Le support est préparé. Les trous principaux sont rebouchés. Les balèvres et bourrelets trop saillants sont piqués au marteau et au burin.

Le mur est dépoussiéré et brossé, afin de faire tomber toutes les particules non adhérentes et les coulures de ciment.

Le support est généreusement humidifié, la veille si possible, à refus, c’est-à dire jusqu’à ce que l’eau projetée en pluie fine ruisselle.

L’enduit est préparé et malaxé à la bétonnière à la consistance d’une crème épaisse. Il est utilisé en une seule fois et doit être jeté s’il débute sa prise.

L’application manuelle s’effectue au platoir, pour stocker le mortier, et à la truelle italienne, pour le projeter avec force contre le support. L’adhérence dépend du geste, du gâchage et de l’humidification du support.

L’adhérence est améliorée en serrant l’enduit avec la tranche de la truelle. Il ne s’agit pas de talocher mais plutôt d’égaliser sommairement la passe.

Pour un enduit monocouche sur un support soigné, l’épaisseur d’application est d’environ 12 – 15 mm, de 15 – 18 mm sur maçonnerie courante. Elle ne doit pas excéder 25 mm ponctuellement.

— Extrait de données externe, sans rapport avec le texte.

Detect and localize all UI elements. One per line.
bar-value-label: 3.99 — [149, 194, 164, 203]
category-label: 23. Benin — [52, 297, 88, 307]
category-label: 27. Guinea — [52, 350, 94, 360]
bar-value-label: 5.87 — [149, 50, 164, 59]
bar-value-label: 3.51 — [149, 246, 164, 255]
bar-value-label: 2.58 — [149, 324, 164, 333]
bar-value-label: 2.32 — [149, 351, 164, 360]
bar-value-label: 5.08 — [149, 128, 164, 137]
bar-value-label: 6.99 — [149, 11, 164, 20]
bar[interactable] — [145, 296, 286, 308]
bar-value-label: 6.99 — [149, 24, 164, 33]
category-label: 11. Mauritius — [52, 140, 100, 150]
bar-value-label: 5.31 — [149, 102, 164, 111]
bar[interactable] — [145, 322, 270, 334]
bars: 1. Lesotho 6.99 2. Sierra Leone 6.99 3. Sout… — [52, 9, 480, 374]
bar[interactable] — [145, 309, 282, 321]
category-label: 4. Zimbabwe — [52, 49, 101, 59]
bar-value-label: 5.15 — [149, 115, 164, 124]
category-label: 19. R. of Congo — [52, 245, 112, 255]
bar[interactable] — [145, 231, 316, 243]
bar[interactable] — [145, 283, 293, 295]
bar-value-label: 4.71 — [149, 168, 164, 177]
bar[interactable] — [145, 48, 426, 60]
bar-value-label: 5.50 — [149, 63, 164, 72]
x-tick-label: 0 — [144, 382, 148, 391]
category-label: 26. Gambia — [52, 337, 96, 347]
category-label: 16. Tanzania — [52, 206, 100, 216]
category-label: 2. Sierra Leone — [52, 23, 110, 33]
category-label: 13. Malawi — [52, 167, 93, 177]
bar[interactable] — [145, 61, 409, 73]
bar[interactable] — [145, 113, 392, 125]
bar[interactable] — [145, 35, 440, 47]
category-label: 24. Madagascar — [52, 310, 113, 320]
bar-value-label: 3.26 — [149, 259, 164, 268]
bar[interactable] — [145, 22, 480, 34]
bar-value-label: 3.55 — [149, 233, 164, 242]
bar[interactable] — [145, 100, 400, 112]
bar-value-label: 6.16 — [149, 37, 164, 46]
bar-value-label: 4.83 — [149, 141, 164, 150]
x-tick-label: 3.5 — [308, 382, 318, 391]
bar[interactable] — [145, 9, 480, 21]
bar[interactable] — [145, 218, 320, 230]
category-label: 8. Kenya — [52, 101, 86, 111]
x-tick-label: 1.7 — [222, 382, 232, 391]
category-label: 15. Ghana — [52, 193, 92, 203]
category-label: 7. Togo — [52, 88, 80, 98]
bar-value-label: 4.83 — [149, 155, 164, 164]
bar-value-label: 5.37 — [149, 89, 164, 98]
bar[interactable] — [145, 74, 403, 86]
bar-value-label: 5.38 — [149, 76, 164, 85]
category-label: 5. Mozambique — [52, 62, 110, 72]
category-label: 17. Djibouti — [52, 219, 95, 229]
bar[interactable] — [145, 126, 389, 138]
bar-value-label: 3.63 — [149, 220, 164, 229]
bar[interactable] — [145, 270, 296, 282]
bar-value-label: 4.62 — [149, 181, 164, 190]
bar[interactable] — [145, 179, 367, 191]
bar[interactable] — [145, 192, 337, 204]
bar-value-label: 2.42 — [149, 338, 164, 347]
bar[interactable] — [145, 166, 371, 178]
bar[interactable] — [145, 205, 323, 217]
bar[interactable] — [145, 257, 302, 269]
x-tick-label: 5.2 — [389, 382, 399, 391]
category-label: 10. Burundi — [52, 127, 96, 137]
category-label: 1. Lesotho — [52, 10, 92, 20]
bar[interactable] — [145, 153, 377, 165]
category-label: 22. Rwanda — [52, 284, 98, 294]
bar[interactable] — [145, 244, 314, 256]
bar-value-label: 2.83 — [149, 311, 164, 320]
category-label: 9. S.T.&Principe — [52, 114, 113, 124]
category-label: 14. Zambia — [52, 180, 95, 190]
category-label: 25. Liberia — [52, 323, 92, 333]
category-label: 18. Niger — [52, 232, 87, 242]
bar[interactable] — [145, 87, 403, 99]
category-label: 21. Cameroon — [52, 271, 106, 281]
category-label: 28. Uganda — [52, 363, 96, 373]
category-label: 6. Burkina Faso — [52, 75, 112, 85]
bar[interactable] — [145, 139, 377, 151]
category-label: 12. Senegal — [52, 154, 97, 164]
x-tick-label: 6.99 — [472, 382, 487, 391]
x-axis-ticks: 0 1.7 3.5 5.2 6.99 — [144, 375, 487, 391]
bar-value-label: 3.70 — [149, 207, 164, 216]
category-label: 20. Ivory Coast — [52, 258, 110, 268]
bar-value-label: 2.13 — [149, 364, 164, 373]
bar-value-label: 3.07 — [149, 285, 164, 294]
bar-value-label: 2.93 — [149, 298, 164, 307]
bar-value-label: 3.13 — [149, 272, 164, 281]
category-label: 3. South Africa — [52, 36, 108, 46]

L’application est réalisée à l’avancement, c’est‑à‑dire que l’enduit sitôt projeté est réglé une première fois pour l’égaliser, puis repris au fur et à mesure de la progression du chantier.

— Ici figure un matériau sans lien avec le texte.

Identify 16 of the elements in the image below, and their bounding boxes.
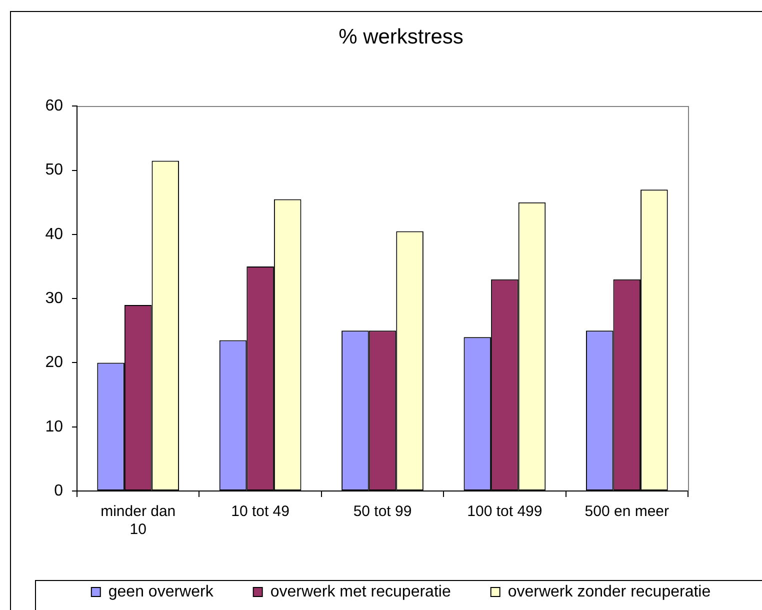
x-tick-label: 10 tot 49 xyxy=(231,503,290,520)
y-tick-label: 10 xyxy=(45,418,64,436)
x-tick-label: 50 tot 99 xyxy=(353,503,412,520)
y-tick-label: 30 xyxy=(45,290,64,308)
y-tick-label: 60 xyxy=(45,98,64,115)
y-tick-label: 40 xyxy=(45,226,64,243)
chart-title: % werkstress xyxy=(338,25,464,48)
y-tick-label: 50 xyxy=(45,162,64,179)
y-tick-label: 20 xyxy=(45,354,64,372)
x-tick-label: 500 en meer xyxy=(584,503,670,520)
legend-label: overwerk met recuperatie xyxy=(270,583,451,600)
legend-label: overwerk zonder recuperatie xyxy=(508,583,711,600)
x-tick-label: 100 tot 499 xyxy=(467,503,542,520)
y-tick-label: 0 xyxy=(54,482,64,500)
x-tick-label: minder dan 10 xyxy=(100,503,176,538)
legend-label: geen overwerk xyxy=(108,583,214,600)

Le dressage est réalisé à la règle crantée. Elle est serrée, presque à plat, en ligne droite, de bas en haut, en diminuant la pression en fin de geste pour ne pas créer un bourrelet.

Puis l’aspect est lissé au couteau. Il est passé de bas en haut, mais sans direction précise. L’objectif est d’obtenir un état de surface le plus régulier possible.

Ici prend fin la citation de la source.